A lunch box, spelled lunchbox in almost all UK and US dictionaries, also referred to as a lunch pail or lunch kit, is used to store food to be taken anywhere. The concept of a food container has existed for a long time, but it was not until people began using tobacco tins to carry meals in the early 20th century, followed by the use of lithographed images on metal, that the containers became a staple of youth, and a marketable product.
The lunch box has most often been used by schoolchildren to take packed lunches, or a snack, from home to school. The most common modern form is a small case with a clasp and handle, often printed with a colorful image that can either be generic or based on children's television shows or films. Use of lithographed metal to produce lunch boxes in the 1950s, 1960s, 1970s and 1980s gave way in the 1990s to use of injection-molded plastic.
A lunch kit comprises the actual "box" and a matching vacuum bottle. However, pop culture has more often embraced the singular term lunch box, which is now most commonly used.

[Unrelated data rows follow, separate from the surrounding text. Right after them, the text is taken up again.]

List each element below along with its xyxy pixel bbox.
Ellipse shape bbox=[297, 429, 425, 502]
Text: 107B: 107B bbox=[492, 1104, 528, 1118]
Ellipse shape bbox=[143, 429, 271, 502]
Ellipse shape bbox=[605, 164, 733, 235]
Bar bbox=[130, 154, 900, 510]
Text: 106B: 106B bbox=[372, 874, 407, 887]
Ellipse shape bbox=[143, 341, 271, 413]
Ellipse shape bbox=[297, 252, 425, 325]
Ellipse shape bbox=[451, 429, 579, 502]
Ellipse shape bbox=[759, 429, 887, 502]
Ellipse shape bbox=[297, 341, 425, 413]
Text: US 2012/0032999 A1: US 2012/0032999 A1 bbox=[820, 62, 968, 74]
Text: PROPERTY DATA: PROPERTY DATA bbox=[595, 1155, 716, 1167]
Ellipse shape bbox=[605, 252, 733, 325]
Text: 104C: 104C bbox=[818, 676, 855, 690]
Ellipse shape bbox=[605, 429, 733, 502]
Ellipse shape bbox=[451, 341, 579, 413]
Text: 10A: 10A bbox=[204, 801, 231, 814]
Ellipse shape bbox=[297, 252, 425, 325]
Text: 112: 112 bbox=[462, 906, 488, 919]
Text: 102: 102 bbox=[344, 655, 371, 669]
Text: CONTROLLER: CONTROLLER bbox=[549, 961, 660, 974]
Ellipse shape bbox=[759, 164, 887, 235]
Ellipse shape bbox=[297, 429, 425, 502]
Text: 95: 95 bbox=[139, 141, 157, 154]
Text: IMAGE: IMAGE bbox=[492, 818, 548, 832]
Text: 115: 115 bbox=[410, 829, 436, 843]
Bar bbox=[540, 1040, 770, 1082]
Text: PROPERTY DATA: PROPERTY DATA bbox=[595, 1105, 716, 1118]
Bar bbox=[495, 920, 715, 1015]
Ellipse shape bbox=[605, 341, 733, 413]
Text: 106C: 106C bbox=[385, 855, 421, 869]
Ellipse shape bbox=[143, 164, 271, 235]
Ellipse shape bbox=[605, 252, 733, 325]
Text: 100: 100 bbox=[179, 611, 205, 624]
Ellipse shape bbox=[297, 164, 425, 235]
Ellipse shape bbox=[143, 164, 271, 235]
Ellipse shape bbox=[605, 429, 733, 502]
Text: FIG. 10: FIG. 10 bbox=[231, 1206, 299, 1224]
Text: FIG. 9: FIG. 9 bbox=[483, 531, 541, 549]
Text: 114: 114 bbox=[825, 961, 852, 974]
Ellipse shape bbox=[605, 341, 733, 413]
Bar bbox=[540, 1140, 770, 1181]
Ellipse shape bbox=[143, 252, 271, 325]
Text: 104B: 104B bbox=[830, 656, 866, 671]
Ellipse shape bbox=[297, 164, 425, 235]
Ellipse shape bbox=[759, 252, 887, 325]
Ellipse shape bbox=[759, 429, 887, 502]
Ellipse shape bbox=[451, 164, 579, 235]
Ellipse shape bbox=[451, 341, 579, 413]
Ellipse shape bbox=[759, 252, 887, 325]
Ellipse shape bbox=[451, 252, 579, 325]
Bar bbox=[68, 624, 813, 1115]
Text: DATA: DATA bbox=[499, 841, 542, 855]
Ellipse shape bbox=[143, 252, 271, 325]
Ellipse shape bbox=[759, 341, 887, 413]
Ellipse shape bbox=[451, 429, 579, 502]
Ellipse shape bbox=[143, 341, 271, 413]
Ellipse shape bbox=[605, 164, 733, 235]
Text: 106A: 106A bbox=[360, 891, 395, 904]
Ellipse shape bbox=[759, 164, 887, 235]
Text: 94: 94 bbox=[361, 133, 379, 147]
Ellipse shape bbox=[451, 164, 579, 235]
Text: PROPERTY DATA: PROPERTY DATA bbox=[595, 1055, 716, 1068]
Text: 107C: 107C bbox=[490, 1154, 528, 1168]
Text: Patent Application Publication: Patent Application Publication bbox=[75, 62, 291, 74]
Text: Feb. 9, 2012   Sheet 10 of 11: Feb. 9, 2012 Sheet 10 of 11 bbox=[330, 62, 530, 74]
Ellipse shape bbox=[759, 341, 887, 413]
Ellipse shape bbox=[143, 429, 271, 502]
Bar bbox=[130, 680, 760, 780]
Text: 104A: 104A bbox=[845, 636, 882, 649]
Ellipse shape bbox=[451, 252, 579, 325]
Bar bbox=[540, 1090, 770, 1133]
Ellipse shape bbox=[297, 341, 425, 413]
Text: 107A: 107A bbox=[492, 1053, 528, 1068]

Today, lunch boxes are generally made of plastic, with foam insulation, and an aluminium/vinyl interior. As a result, they are usually much better at retaining their temperature but are less rigid/protective. However, metal lunch boxes are still produced, just not as popular as they were in the 1960 through 1980's. Some of the lunch box made from wood, or plastic with stainless steel inside. the cost of lunch box range from S$10 to S$30, which depends on which material to use.